■フィルムケースを知らない世代 ---[記録] 2015/10/4
私は大学病院内に入っている下請け業者のパートをしている。
A「中央材料室で器具の洗浄・滅菌」
B「オペ室で術間・術後清掃,手術用アイテムや薬剤補充」
このABの作業を1週~2週単位で交互に行う。
そして先週はオペ室勤務の遅番だった。(遅番は11~20時勤務)
金曜の夜7時過ぎ,ドクターが作業室に現れ,「フィルムケース」を御所望になった。
(作業室にはオペ用機材や消耗品を保存する棚がある)
オペ室の撮影は現在デジカメになっているので,フィルムケースは存在しない。
しかしドクターが作業室の棚にあるはずと思って足を運ばれたわけだから,似たものがあるのだろう。
……もしかして「ピオクタニンコップ」かな?
似たようなものはこれですが,とお渡ししたところ,「ああこれだ」ということになった。
その時作業室には私の他に30代前半の同僚(勤務5年目)がいた。しかし彼女は何を用意したら良いかわからない,というか「フィルムケースって何?」みたいな雰囲気だった。

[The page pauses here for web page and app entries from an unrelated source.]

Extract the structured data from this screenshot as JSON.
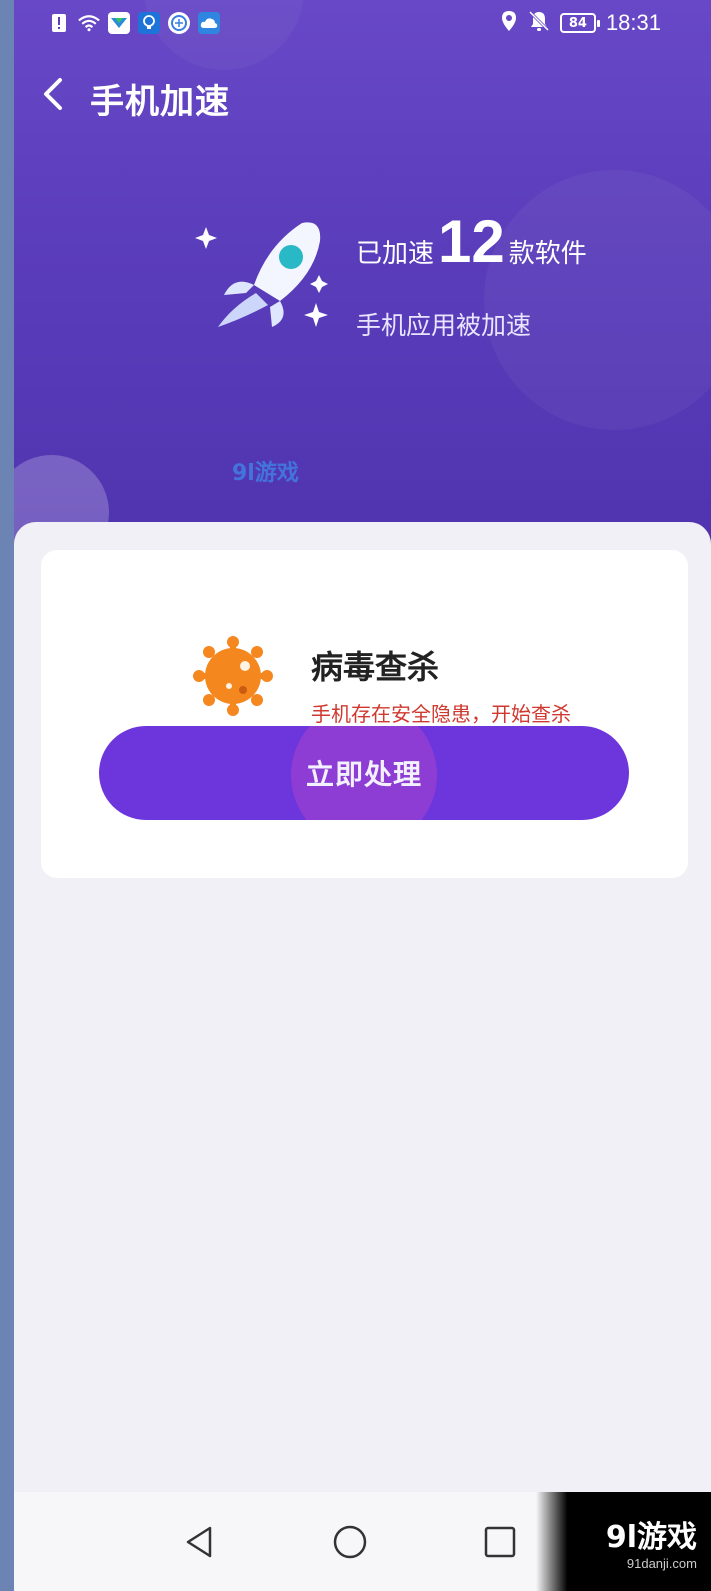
{
  "status_bar": {
    "battery": "84",
    "time": "18:31",
    "icons": [
      "alert-icon",
      "wifi-icon",
      "app-icon",
      "bulb-icon",
      "browser-icon",
      "cloud-icon",
      "location-icon",
      "bell-off-icon"
    ]
  },
  "header": {
    "title": "手机加速",
    "back_icon": "chevron-left-icon"
  },
  "hero": {
    "prefix": "已加速",
    "count": "12",
    "suffix": "款软件",
    "subtitle": "手机应用被加速",
    "watermark": "9l游戏"
  },
  "card": {
    "title": "病毒查杀",
    "subtitle": "手机存在安全隐患，开始查杀",
    "button_label": "立即处理"
  },
  "nav": {
    "back": "triangle-back-icon",
    "home": "circle-home-icon",
    "recent": "square-recent-icon"
  },
  "corner_logo": {
    "main": "9l游戏",
    "sub": "91danji.com"
  },
  "colors": {
    "hero_top": "#6848c6",
    "hero_bottom": "#4f33ae",
    "button": "#6d35dc",
    "alert_text": "#d0392f",
    "virus_orange": "#f5871f"
  }
}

そうか。この人は世代的にフィルムのカメラを知らないんだ。
後で聞いてみると,やはり知らないとのこと。写ルンです系のカメラは使ったことがあるそうだ。
一方50代前半の私は写ルンです系のカメラは一度しか使ったことがない。
(若い頃は写真を撮る趣味が全くなかった)
あれは確かカメラごと現像に出して,写真とネガが戻ってくるんだったっけ?
となると「フィルムケース」を見たことがないのも当然か。
彼女の父親は私より3つくらい年上だというがほぼ同世代だ。自分の若い頃を思い出してみれば,確かにカメラが趣味でもない限り,高価なフィルムカメラを買う世代ではなく,映像を残すなら家庭用ビデオ,の時代に入っていた気がする。
私は父親がカメラ趣味だったので幼い頃からフィルムケースを見知っていたが,初めて自分用に買ったのはデジカメだったもんな。今30代前半なら完全にデジカメ→ケータイ→スマホの流れで静止画を撮ってきたはずだ。
世代差って凄いものだな,としみじみと思った。
でもあのドクターは結構若かったな。
世代的に良く「フィルムケース」を知っていたものだ。
まあ今どき医学部に入れるのは
「頭が良くて実家が金持ち」
「代々開業医の家庭で金持ち」
あたりが多数派だ。
お祖父さんが高価な一眼レフ愛好家だったとか,商売道具としてフィルムカメラが必要な家に生まれたとか,そんな感じの背景があって「フィルムケース」を知っていたんだろう……と妄想の翼を広げてしまった。